Le ghetto de Lodz ne devait être qu' un ghetto de transition au départ mais il a duré jusqu'en 1944 ce qui en fait sa singularité et un sujet d'interrogations pour les historiens.
Le ghetto était dirigé, sous contrôle allemand, par un président, Mordechai Chaïm Rumkowski, ou le "Roi Haïm", personnage qui soulève beaucoup de débats aujourd'hui tant sa collaboration avec les autorités allemandes ne fait plus aucun doute.
Rumkowski était persuadé que si les juifs se rendaient indispensables à l'effort de guerre allemand, ils seraient épargnés.
C'était un homme assoiffé de pouvoir, caractériel, pédophile, pervers, doué d'un grand sens de l'organisation, sachant très bien exploité son entourage, et bénéficiant d'une certaine aura au sein du ghetto, j'imagine du fait de l'affaiblissement du raisonnement des juifs du ghetto affamés et épuisés comme de leur déshumanisation, ils avaient besoin d'un référent, de croire encore un peu en quelqu'un. Il avait le pouvoir absolu et tout membre qui refusait de se soumettre à ses ordres devait être dénoncé. Même parmi les surveillants et contremaîtres juifs, nombreux se sont montrés durs dans leurs relations avec les ouvriers.

Rumkowski ira jusqu'à l'opération du "Wielka Szpera" ( action menée par les allemands) du 5 au 9 septembre 1942 où il demandera aux parents (sauf aux personnes bien placées!!!!!!!) d'abandonner aux allemands les enfants de moins de dix ans, les personnes malades, les orphelins, les personnes âgées de plus de 60 ans, au prétexte de les déplacer afin d'organiser le ghetto en camp de travail. Un représentant de la Gestapo aidé des policiers juifs du ghetto rentrera dans chaque habitation et choisira les personnes jugées inaptes au travail!

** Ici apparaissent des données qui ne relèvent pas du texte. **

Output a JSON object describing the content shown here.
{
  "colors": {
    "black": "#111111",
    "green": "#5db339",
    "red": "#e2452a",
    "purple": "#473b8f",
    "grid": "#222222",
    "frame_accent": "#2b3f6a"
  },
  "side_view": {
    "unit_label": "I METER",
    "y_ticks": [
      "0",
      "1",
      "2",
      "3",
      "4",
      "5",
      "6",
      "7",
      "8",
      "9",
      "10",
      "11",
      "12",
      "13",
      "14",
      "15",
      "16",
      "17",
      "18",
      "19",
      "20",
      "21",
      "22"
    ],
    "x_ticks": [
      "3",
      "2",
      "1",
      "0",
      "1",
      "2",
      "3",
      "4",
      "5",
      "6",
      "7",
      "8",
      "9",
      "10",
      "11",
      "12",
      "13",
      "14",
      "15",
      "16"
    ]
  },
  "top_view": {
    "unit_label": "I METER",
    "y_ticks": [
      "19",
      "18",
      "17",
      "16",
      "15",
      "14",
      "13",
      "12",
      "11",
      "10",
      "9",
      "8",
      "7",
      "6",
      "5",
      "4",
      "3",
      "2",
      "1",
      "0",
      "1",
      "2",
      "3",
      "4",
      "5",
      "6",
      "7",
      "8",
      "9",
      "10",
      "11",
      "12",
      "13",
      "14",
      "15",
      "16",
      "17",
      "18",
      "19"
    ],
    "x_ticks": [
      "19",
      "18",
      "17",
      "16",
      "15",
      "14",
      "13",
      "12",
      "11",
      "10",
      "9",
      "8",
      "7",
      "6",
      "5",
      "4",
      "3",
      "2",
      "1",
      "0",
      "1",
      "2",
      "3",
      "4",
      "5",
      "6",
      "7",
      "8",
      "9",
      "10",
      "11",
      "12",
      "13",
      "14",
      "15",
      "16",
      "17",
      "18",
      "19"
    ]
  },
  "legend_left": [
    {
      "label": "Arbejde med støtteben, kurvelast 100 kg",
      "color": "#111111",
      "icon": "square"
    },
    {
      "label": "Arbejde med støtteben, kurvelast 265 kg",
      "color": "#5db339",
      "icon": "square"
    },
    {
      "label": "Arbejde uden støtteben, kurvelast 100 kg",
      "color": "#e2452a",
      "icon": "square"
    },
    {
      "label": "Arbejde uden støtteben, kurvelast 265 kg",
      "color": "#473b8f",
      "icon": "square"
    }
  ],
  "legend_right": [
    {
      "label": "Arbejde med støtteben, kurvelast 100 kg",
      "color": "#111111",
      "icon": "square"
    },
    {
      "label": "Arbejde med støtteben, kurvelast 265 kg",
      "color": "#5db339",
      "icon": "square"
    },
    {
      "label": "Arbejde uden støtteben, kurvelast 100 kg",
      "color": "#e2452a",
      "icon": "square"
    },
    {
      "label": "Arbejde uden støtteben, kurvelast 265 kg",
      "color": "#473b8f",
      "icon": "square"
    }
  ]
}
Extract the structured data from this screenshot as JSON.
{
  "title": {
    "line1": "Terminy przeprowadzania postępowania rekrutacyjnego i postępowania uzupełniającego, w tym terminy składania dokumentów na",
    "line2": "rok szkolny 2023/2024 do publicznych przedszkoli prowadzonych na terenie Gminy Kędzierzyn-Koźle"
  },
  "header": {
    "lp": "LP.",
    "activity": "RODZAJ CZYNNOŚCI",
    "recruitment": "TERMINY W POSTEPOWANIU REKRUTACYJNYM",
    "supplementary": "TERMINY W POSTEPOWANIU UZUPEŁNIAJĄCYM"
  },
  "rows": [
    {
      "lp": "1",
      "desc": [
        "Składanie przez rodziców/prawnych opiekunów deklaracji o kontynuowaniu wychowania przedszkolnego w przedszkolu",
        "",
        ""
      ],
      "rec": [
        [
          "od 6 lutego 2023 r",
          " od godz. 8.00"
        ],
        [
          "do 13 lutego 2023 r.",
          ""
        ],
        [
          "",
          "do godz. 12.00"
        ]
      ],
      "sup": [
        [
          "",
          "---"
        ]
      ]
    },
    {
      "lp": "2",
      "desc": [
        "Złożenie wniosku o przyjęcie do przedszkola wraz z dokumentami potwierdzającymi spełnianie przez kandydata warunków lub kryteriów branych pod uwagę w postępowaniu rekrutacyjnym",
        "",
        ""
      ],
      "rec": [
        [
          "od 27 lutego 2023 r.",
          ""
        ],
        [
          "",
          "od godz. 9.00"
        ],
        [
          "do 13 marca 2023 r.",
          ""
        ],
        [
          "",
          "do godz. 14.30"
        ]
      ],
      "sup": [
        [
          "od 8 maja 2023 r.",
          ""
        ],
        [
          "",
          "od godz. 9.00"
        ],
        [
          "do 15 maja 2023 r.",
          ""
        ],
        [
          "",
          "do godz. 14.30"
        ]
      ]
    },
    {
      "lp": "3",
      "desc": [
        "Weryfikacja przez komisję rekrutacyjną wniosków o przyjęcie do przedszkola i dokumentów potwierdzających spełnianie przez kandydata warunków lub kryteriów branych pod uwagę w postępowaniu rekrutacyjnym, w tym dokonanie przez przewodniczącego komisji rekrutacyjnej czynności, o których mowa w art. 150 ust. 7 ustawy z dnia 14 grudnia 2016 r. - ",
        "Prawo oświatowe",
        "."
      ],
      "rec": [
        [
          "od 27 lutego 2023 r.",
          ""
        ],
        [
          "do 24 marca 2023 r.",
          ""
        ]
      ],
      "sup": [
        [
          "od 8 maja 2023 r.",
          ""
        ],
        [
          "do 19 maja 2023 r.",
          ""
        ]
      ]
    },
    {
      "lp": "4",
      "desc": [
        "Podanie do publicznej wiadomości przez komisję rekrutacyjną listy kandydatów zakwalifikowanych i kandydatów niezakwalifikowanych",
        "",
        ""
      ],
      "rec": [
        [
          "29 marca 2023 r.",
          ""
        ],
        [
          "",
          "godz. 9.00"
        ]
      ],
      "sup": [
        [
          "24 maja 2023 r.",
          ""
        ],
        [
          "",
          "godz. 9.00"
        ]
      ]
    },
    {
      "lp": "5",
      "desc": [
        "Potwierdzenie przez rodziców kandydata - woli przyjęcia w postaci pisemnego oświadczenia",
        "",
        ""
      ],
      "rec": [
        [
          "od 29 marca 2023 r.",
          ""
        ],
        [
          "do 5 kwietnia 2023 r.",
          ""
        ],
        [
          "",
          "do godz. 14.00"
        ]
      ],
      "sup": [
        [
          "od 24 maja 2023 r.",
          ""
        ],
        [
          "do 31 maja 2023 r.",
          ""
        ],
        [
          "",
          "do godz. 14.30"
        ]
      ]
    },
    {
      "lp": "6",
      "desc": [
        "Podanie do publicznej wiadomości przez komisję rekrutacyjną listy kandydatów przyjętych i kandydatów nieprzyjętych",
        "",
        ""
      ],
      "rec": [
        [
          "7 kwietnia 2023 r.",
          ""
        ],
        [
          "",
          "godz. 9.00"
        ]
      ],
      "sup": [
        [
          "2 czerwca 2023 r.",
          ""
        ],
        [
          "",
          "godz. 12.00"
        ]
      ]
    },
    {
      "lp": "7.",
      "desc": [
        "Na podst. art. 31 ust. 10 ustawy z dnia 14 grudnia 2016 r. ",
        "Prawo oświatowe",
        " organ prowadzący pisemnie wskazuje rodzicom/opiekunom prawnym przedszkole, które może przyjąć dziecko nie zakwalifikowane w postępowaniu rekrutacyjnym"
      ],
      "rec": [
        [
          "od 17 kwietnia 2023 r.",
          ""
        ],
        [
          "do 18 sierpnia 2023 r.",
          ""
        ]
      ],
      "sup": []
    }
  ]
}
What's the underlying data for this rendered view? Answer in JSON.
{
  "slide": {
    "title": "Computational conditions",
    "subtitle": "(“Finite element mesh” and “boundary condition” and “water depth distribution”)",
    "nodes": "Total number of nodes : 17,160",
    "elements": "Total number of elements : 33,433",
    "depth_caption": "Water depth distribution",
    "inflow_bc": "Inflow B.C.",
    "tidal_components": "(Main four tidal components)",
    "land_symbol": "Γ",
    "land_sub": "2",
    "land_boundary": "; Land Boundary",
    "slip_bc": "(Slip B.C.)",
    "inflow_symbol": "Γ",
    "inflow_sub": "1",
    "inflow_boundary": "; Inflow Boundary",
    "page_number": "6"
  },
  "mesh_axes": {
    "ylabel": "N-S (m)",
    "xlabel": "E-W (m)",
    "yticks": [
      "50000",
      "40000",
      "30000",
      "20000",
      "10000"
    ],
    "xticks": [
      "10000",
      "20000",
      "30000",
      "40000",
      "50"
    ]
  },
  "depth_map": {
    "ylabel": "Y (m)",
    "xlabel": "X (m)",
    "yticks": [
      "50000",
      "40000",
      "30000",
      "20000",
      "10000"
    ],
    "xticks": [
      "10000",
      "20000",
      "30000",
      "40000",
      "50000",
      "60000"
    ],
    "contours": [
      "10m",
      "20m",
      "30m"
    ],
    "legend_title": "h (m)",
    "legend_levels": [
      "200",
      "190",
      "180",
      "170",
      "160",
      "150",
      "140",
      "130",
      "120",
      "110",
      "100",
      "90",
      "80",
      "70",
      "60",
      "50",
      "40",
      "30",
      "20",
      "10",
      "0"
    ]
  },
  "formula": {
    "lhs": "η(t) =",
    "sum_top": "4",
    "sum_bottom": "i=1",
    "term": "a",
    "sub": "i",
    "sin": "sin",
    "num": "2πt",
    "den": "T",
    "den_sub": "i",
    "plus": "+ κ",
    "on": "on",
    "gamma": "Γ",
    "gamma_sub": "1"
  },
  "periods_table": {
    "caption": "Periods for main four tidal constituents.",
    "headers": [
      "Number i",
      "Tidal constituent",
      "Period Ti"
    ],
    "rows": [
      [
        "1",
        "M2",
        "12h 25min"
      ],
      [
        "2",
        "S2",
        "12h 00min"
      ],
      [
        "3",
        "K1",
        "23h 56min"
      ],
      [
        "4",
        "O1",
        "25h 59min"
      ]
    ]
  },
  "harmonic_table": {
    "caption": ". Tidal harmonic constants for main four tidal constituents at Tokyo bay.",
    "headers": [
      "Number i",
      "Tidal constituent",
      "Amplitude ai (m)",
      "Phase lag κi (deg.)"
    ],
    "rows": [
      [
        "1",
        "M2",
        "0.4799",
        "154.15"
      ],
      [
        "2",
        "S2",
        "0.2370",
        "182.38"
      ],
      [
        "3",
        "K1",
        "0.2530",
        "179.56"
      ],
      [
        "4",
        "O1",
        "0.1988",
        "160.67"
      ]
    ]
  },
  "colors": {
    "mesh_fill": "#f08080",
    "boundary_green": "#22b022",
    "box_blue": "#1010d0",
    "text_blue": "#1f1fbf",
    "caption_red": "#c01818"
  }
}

Or, Chelmno existait et il est probable que Rumkowski ait été au courant du sort réservé à tous ces déportés.


Ce livre m'a assaillie de questions. Mais c'est un livre à lire absolument pour ne pas oublier, ce roman démontre bien comment fonctionne une micro société d'êtres humains liés les uns aux autres par le même destin : on y retrouve tous les travers de l'être humain., ceux qui veulent une reconnaissance coûte que coûte, ceux qui baissent la tête de peur des représailles. Je pensais qu'en période de détresse, de grande souffrance, il existerait un minimum de solidarité! Non, chacun jouait sa partition, sa survie, même si les informations sur les déportations ne parvenaient pas dans le ghetto, il y a eu des exactions dans le ghetto, il aurait pu y avoir une résistance comme à Varsovie, d'autant que le ghetto rassemblait un grand nombre de juifs de longue tradition de lutte ouvrière: je n'ai rien ressenti de tel, et les allemands ont bien su tirer profit de cette soumission.

Ah oui, et les rabbins continuaient de prier!!!!!

Je vous conseille pour les amis (es) intéressé (es) un article du Professeur Israel GUTMAN, historien, sur le site de Yad Vashem "La singularité du ghetto de Lodz" extrêmement détaillé et donnant beaucoup de précisions sur cette absence de résistance.

Bon, à présent, je vais lire un livre plus lumineux !

A signaler : beaucoup de mots allemands (j'avais mon dictionnaire près de moi) et pour les mots en yiddish, il y a un lexique en fin de livre.